(6) Если бы эти занятия были перенесены к нам, сразу бы явились у нас и книжные собрания, как у греков, — ведь у греков потому так много книг, что у них великое множество писателей; многие говорят одно и то же, оттого все и набито у них книгами. Будь у нас интерес к таким занятиям, то же самое было бы и у нас. Вот я и стараюсь возбудить таких мужей, у которых общее образование и изящество речи сочетались бы с умением философствовать разумно и последовательно. III. (7) Я знаю, что и у нас есть много людей, величающих себя философами, и говорят, что они уже написали немало латинских книг; я далек от того, чтобы презирать их, тем более что сам я их никогда не читал227 — все они сами признаются в своих писаниях, что пишут, не заботясь ни о ясности, ни о последовательности, ни об изяществе, ни о красоте; а читать без удовольствия я не люблю. Что касается содержания слов и мыслей у приверженцев того или другого учения, то оно знакомо любому полузнайке; о том, чтобы выразиться получше, они сами не заботятся; так что я даже не понимаю, почему их вообще кто-то читает, кроме собственных единомышленников. (8) В самом деле: и Платона, и остальных сократиков с их последователями читают все, даже не будучи согласны с их учениями или не вполне следуя им, а вот Эпикура и Метродора228 не берет в руки почти никто, кроме их же собственных наследников: так и этих латинских писателей читают только те, кто согласен с их взглядами. А я полагаю так: все, что пишется, тем самым предназначается для чтения всех образованных людей; пусть мне самому и не удастся этого достичь, но что к этому надобно стремиться, для меня очевидно. (9) Поэтому нравится мне и обычай перипатетиков и Академии обо всяком вопросе рассуждать за и против — нравится не только потому, что только так можно доискаться, что в какой точке зрения ближе к истине, но еще и потому, что это — превосходное упражнение в красноречии. Первым так стал поступать Аристотель, за ним — другие; и уже на нашей памяти тот Филон,229 которого мы слышали не раз, ввел обычай в одни часы учить риторике, в другие — философии. К этому обычаю обратили и нас наши тускуланские друзья, и сколько у нас было времени, мы так его и использовали: до полудня упражнялись в красноречии, как и накануне, а после полудня спускались в свою Академию. О чем мы там беседовали, это я покажу не в пересказе, а почти слово в слово, как было дело и шел спор.
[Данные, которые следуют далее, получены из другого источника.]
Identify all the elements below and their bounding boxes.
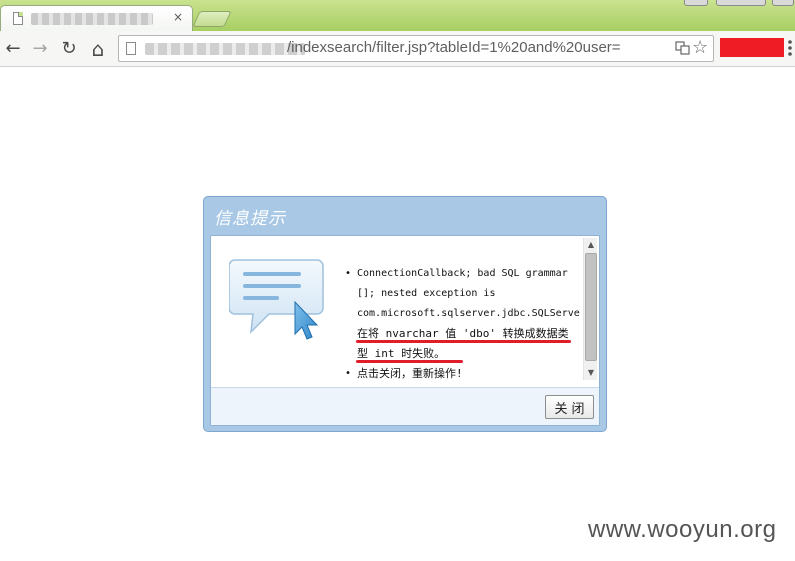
message-line: com.microsoft.sqlserver.jdbc.SQLServerEx… [357, 308, 581, 319]
info-dialog: 信息提示 • ConnectionCallback; bad SQL gramm… [203, 196, 607, 432]
translate-icon[interactable] [675, 40, 690, 55]
highlight-underline [356, 340, 571, 343]
message-hint: 点击关闭，重新操作! [341, 364, 581, 384]
forward-arrow-icon[interactable]: → [29, 38, 51, 60]
message-error: ConnectionCallback; bad SQL grammar []; … [341, 264, 581, 364]
maximize-button[interactable] [716, 0, 766, 6]
reload-icon[interactable]: ↻ [58, 38, 80, 60]
tab-close-icon[interactable]: × [173, 10, 183, 24]
scroll-thumb[interactable] [585, 253, 597, 361]
tab-active[interactable]: × [0, 5, 193, 32]
scroll-down-arrow-icon[interactable]: ▼ [584, 366, 598, 380]
message-area: ConnectionCallback; bad SQL grammar []; … [341, 264, 581, 388]
dialog-title: 信息提示 [214, 209, 286, 229]
highlight-underline [356, 360, 463, 363]
url-text[interactable]: /indexsearch/filter.jsp?tableId=1%20and%… [287, 39, 667, 56]
bookmark-star-icon[interactable]: ☆ [692, 36, 708, 60]
dialog-body: ConnectionCallback; bad SQL grammar []; … [210, 235, 600, 426]
scroll-up-arrow-icon[interactable]: ▲ [584, 238, 598, 252]
dialog-footer: 关闭 [211, 387, 599, 425]
watermark: www.wooyun.org [588, 516, 777, 543]
url-host-redacted [145, 43, 305, 55]
menu-icon[interactable] [787, 39, 793, 59]
extension-button[interactable] [720, 38, 784, 57]
tab-strip: × [0, 0, 795, 32]
back-arrow-icon[interactable]: ← [2, 38, 24, 60]
message-line: ConnectionCallback; bad SQL grammar [357, 268, 568, 279]
minimize-button[interactable] [684, 0, 708, 6]
address-bar[interactable]: /indexsearch/filter.jsp?tableId=1%20and%… [118, 35, 714, 62]
close-button[interactable]: 关闭 [545, 395, 594, 419]
page-icon [126, 42, 136, 55]
message-scrollbar[interactable]: ▲ ▼ [583, 238, 597, 380]
browser-toolbar: ← → ↻ ⌂ /indexsearch/filter.jsp?tableId=… [0, 31, 795, 67]
home-icon[interactable]: ⌂ [87, 38, 109, 60]
browser-window: × ← → ↻ ⌂ /indexsearch/filter.jsp?tableI… [0, 0, 795, 561]
message-bubble-icon [229, 259, 324, 340]
message-line: 点击关闭，重新操作! [357, 367, 463, 380]
tab-title-redacted [31, 13, 153, 25]
page-icon [13, 12, 23, 25]
new-tab-button[interactable] [192, 11, 232, 27]
message-line: []; nested exception is [357, 288, 496, 299]
window-close-button[interactable] [772, 0, 794, 6]
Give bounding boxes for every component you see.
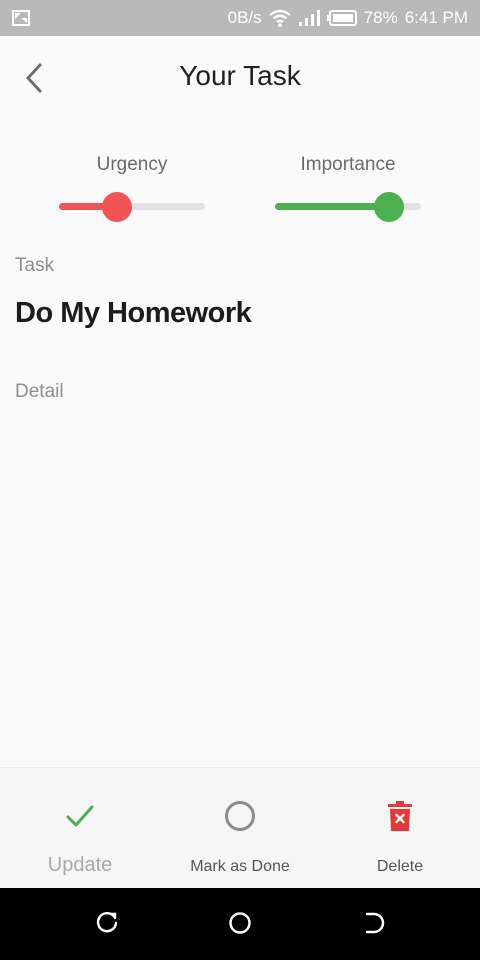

IV. (10) И вот, когда мы прогуливались таким образом, между нами завязалась беседа, и начало ее было такое:
— У меня нет слов, чтобы сказать, какую радость или, вернее, какую пользу принесла мне вчерашняя наша беседа. Я хорошо сознаю, что чрезмерной жажды жизни во мне не бывало, но иногда в душе моей все-таки вставал некий страх и боль при мысли о том, что свет этой жизни угаснет и все блага ее утратятся. Вот эта боязнь у меня и исчезла: честное слово, теперь это беспокоит меня меньше всего.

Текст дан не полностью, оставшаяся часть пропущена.